Laid down 19 Jan 1940 at Sun Shipbuilding & Dry Dock
Company, Chester PA as Maritime Commission hull number 61, Sun number
188, as a 9,100 ton C3 type passenger-cargo vessel the Rio de la Plata for
the US operator Moore-McCormack Lines. She was launched on 1 March 1941
and was completed 4 September 1941. The Rio de la Plata was purchased by
the US Navy 20 May 1941for conversion into a modified ‘Long Island’
class Auxiliary Aircraft Carrier BAVG 4 by Newport News Shipbuilding and
Drydock Company, Virginia.. [US Navy classification ‘BAVG’ designates
her as ‘British Auxiliary Aircraft Carrier’]

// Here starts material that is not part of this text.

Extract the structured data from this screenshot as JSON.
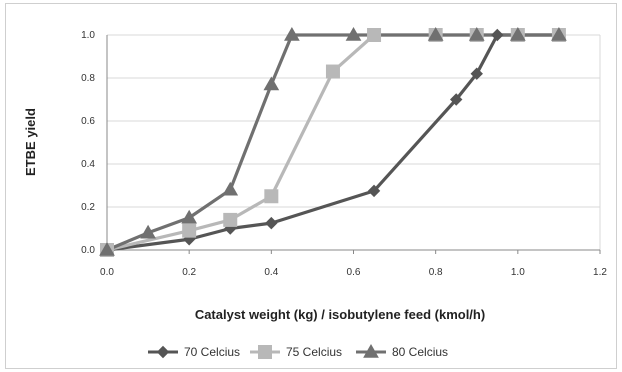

Her conversion consisted of installing a lightweight
wooden flight deck on a truss work superstructure which covered 70% of
the ships' length, fitting a small enclosed hangar beneath the aft of
the flight deck to be serviced by a single lift. Charger, like her
sister ships Biter and Dasher had a small island superstructure fitted.
Upon the completion of her conversion into a carrier she was transferred
to the Admiralty and commissioned into the Royal Navy as HMS CHARGER
(D27) 2 October 1941 Captain George Abel-Smith, RN in command.

Charger was returned to US Navy charge two days later
on 4 Oct 1941 to serve as a training carrier for US Navy and Fleet Air
Arm squadrons working up in the USA.
Reclassified from BAVG 4 to AVG 30 on 24 Jan 1942;
she was the only BAVG to be reclassified to the US AVG designation.
Commissioned in US Naval service on 3 March 1942 as
USS CHARGER.
The USS CHARGER operated off the East coast of
the United states as a deck landing training carrier, and her services
were used by many of the Fleet Air Arm squadrons that formed, and
worked-up, at US Naval Air Stations on the US East coast.